A verdict to dismiss Mr Sharif would have left his party in power but would have brought turmoil at a time when Pakistan is experiencing modest growth and improved security, and the civilian government and powerful military have appeared to come to uneasy terms.
Two of five judges on the court bench recommended Mr Sharif should step down, saying he was dishonest "to the nation as well as to the Parliament", but they were outvoted.
Presenting its 549-page judgment amid tight security in the capital Islamabad, the court ordered a joint investigation team be formed to look into allegations around three of Mr Sharif's four children using offshore companies to buy properties in London.
The team has two months to complete its inquiry, after which a special bench will decide what action to take, the court said in a ruling that opens with the epigraph from Mario Puzo's novel The Godfather: "Behind every great fortune there is a crime".
Pakistan's stock market jumped after the court's decision with the benchmark index closing up 2.39 per cent. Mr Sharif is seen as pro-business.
Analysts and opposition politicians said the ruling was a blow to Mr Sharif's credibility and the inquiry's findings could yet weaken the Prime Minister as he heads into a general election, due by May 2018.
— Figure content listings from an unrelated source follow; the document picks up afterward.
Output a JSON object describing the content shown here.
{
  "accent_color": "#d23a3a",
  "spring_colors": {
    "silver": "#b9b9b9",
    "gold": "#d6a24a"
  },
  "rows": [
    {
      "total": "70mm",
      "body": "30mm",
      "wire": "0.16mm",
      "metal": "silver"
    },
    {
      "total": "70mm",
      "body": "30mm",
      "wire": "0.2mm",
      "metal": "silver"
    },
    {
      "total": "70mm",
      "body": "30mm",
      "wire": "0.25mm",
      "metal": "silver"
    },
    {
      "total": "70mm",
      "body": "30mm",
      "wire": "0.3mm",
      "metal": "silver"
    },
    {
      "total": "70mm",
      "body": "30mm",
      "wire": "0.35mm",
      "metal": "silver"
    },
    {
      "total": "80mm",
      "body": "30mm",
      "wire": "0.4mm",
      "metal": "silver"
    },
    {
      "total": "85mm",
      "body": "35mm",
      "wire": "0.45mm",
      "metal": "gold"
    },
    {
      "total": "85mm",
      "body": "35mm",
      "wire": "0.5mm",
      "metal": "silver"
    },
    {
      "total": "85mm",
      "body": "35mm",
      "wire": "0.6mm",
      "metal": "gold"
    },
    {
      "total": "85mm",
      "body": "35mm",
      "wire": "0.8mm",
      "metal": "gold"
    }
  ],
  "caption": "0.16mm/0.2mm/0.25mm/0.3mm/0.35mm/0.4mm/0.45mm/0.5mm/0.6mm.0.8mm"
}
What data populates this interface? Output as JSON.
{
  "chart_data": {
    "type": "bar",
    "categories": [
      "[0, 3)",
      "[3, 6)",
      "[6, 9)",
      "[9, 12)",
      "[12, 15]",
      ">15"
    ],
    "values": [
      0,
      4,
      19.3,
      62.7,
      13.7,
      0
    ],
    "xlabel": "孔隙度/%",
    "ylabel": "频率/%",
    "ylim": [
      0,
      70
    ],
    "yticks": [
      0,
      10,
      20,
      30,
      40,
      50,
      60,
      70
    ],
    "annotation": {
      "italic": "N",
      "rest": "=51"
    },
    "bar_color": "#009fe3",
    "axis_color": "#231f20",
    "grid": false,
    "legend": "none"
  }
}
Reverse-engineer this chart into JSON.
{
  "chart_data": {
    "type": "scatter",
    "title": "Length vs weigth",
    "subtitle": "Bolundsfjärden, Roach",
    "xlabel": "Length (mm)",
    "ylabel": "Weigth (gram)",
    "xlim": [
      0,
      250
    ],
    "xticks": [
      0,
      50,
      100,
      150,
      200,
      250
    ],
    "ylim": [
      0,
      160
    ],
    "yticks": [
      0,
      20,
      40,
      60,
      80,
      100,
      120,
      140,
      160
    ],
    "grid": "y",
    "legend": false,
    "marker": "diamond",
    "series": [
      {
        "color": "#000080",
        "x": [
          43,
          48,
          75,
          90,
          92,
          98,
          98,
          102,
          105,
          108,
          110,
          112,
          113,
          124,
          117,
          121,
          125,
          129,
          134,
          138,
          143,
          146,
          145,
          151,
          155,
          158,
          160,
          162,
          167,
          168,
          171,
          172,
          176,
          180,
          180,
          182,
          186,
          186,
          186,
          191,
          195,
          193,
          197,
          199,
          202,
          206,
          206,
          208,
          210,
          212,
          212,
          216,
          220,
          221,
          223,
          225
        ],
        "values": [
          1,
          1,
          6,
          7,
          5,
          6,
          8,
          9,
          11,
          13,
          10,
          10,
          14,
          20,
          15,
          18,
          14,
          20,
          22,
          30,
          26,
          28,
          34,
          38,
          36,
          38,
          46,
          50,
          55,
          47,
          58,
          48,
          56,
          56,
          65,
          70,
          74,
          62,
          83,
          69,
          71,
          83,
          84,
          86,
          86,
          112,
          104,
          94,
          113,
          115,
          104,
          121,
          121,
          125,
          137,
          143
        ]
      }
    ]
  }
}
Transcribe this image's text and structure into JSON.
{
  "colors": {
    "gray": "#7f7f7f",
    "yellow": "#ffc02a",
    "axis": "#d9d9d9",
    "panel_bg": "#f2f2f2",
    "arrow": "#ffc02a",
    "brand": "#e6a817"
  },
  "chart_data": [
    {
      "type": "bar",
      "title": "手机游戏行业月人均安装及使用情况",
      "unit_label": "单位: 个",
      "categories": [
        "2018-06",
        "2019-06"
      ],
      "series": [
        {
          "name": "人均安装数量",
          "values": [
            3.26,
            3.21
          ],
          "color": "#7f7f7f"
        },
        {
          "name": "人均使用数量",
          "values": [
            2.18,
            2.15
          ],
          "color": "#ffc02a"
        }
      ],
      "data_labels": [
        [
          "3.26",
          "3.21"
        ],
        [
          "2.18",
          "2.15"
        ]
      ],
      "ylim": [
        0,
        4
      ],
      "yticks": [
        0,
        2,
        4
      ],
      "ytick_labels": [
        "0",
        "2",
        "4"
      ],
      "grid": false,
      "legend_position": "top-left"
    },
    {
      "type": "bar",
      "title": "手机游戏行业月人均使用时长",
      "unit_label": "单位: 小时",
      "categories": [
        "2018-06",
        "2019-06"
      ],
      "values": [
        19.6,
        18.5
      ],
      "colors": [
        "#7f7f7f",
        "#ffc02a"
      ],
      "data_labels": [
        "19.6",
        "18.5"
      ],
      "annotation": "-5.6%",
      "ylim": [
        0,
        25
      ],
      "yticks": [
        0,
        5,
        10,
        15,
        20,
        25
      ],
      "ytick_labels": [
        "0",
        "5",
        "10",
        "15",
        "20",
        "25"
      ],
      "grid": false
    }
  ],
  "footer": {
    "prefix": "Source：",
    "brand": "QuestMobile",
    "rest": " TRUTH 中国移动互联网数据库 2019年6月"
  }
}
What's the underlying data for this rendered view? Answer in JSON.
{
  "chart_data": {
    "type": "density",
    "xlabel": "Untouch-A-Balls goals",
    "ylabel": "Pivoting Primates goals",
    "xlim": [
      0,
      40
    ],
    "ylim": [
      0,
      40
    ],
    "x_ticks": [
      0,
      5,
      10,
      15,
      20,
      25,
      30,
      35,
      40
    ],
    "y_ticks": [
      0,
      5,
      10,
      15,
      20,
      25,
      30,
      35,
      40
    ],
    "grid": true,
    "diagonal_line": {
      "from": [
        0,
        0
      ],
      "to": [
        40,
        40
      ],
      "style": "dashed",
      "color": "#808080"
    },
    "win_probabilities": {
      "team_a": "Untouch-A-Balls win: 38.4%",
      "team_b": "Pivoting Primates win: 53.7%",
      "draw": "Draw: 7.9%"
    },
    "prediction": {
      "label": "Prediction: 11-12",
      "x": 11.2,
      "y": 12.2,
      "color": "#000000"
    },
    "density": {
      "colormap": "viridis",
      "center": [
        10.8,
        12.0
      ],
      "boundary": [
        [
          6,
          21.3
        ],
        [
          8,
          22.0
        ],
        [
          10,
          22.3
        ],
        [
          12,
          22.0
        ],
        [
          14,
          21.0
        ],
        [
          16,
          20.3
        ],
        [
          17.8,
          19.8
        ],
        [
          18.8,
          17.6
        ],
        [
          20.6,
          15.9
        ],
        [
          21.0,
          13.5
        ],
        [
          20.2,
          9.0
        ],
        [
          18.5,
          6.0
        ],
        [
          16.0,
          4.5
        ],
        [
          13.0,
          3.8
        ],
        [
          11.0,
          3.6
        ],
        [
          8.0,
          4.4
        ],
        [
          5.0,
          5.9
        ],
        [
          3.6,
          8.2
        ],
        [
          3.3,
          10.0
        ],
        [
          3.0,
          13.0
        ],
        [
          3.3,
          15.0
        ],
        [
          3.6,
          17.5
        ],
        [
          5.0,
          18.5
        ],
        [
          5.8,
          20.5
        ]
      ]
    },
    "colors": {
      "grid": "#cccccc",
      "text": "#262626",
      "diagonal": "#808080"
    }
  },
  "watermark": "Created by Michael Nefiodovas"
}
But for now, Mr Sharif and his ruling Pakistan Muslim League-Nawaz, are celebrating.
Mr Sharif's daughter and his presumptive political heir, Maryam Nawaz Sharif, posted a photo on Twitter of the family welcoming the court's decision.
"We are ready for all kinds of investigation," Defence Minister Khawaja Asif told reporters outside the court.
The Supreme Court agreed last year to investigate the Sharif family's offshore wealth after opposition leader Imran Khan threatened protests after the leaking of the Panama Papers.
"The Prime Minister should immediately resign at least for the 60 days until JIT completes its work," Mr Khan told reporters, referring to the joint investigation team.
The opposition accuses Mr Sharif of failing to explain the source of offshore money and of lying to Parliament.
Mr Sharif, one of Pakistan's richest men, told Parliament last year that his family wealth was acquired legally in the decades before he entered politics.
The president of the Supreme Court Bar Association said the ruling showed that none of the judges had accepted the truthfulness of Mr Sharif's speech to Parliament.
Farogh Naseem, a Supreme Court lawyer and sitting senator, said Mr Sharif could breathe easy, for now.
"There is no clean chit for the Prime Minister, but for the time being he has been saved from being disqualified."